Although Gustav is taking a track similar to the one Tropical Storm Fay took several weeks ago, Reeves said there were several key differences.

‘Fay interacted with land too much,’ he said. ‘Gustav is farther south, so it won’t have the same interaction with Cuba to affect its development.’

The sea surface temperatures north of Jamaican and south of Cuba are more than warm enough to promote development of Gustav, Reeves said, adding that the high pressure ridge near the storm acted to ventilate it more, facilitating intensification.

‘If I were in the Cayman Islands, I would be preparing for sustained winds of 100 to 120 miles per hour,’ he said. ‘You’re probably better off expecting some of the worst. I’d rather be over-prepared than under-prepared.

Government prepares

Hazard Management Cayman Islands continued to monitor Gustav on Tuesday and planned for its council to meet at 3pm.

‘The Cayman Islands are likely to move into a Hurricane Watch sometime today,’ Hazard Management CI said through the Joint Communications Service early Tuesday afternoon.

A Hurricane Watch means hurricane conditions could be experienced within 36 hours. A Hurricane Warning means hurricane conditions are expected within 24 hours.

Hazard Management CI urged residents to begin preparations for Gustav.

The Cayman Islands Hospital said it would not shut down during the storm. While some elective procedures and outpatient services could be cancelled, all inpatient services will continue throughout the storm, with back-up generators able to sustain the hospital through any power outages.

Public Relations Officer Caswell Walford was keen to emphasise precautions for patients with special needs, including pregnant women and people reliant on prescription medications.

‘If you, a member of your family or someone you know is elderly, dependent on life-sustaining medication or equipment and who may require special overseas care should a storm threaten, please take the opportunity now to ensure that all travel documents are up to date and set aside funds, which you may require to offset your stay overseas,’ he said.

Pregnant women whose gestation period is 36 weeks or more or who have been identified by their physician as having a high risk pregnancy must be pre-registered for delivery in order to be accepted at the hospital during a hurricane, he added

The Royal Cayman Islands Police Service had also begun preparation for the storm, said Acting Police Commissioner David George.

‘The first issue really is that all staff make their own personal responsibilities and make their own personal plans…that give them the opportunity to be available…to deal with the contingencies that the organisation expects them to do,’ he said, adding that important public locations will be secured during a storm.

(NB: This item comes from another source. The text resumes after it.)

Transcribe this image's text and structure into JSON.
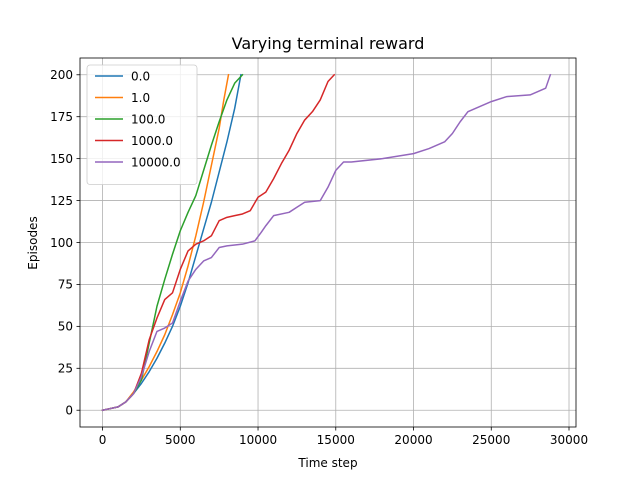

‘All those have been identified; we’ve identified the officers who are going to do that.’

Cayman Airways issued a statement Tuesday saying it would publish an alternate flight schedule replacing the current schedule at the time a hurricane warning was issued for the Cayman Islands.

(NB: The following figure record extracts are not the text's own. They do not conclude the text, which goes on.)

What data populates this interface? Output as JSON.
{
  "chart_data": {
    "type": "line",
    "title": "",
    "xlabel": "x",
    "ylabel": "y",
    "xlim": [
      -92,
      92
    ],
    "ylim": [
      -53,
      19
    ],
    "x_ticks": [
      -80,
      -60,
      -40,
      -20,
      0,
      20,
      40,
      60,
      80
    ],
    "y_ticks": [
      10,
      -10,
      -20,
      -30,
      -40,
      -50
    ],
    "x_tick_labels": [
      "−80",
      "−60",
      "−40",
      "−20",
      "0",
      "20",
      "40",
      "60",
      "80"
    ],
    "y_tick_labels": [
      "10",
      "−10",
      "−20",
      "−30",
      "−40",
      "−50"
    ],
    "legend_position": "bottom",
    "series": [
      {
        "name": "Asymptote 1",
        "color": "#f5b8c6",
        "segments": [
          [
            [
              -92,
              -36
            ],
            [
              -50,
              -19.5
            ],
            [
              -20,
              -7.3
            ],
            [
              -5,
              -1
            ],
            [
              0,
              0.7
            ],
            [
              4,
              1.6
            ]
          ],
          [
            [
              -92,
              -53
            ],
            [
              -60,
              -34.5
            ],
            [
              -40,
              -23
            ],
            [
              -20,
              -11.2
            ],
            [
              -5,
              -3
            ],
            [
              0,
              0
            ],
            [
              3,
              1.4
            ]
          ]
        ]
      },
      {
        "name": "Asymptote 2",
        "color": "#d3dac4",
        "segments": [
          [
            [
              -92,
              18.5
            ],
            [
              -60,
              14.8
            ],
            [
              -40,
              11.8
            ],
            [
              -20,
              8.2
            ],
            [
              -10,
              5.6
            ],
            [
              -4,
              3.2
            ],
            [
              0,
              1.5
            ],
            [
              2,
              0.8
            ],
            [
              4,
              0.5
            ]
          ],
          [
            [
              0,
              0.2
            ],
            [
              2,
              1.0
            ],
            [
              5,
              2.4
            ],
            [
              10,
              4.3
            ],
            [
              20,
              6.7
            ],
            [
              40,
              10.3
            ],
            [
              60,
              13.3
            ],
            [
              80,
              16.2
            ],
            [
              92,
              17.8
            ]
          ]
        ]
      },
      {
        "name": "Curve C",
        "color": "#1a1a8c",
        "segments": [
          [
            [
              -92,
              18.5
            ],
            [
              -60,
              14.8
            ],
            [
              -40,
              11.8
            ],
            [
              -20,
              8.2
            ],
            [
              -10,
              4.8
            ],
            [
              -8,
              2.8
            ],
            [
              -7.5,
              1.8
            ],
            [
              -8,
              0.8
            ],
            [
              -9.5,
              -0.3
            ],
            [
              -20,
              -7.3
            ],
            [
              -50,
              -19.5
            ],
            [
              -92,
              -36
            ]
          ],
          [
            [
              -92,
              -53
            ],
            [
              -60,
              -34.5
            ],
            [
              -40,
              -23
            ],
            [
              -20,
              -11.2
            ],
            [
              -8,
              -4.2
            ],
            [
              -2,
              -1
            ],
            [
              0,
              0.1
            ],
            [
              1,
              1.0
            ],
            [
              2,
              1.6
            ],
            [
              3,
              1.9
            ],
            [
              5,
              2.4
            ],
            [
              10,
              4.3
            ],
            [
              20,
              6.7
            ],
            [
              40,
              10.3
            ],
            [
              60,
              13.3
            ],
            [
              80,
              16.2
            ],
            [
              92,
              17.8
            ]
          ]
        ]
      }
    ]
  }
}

‘The airline’s primary objective will be to transport people off of Grand Cayman… to South Florida,’ the airline said, adding that the one-way fares for flights would be US$250.

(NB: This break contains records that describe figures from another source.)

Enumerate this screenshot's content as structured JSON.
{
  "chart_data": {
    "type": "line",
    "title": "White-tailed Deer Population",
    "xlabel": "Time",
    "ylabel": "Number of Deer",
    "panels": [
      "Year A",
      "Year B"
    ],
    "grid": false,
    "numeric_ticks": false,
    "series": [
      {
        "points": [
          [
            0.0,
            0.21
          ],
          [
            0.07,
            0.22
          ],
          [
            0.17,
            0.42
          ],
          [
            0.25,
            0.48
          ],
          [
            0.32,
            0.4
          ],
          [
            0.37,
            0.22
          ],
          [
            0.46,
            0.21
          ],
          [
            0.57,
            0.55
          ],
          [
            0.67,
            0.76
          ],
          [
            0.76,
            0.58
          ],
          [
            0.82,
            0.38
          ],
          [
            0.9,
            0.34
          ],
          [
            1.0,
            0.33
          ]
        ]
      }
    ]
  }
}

‘Passengers will be able to book on these flights using all normal means including Cayman Airways’ website, reservations call centre and ticket office and also through other travel agents.’

Cayman Airways said that due to the projected path of Hurricane Gustav, change fees and penalties were being waived for all passengers travelling to or from any Cayman Airways gateway between Tuesday 26 August and Sunday 31 August.

Compass journalist Brent Fuller also contributed to this story.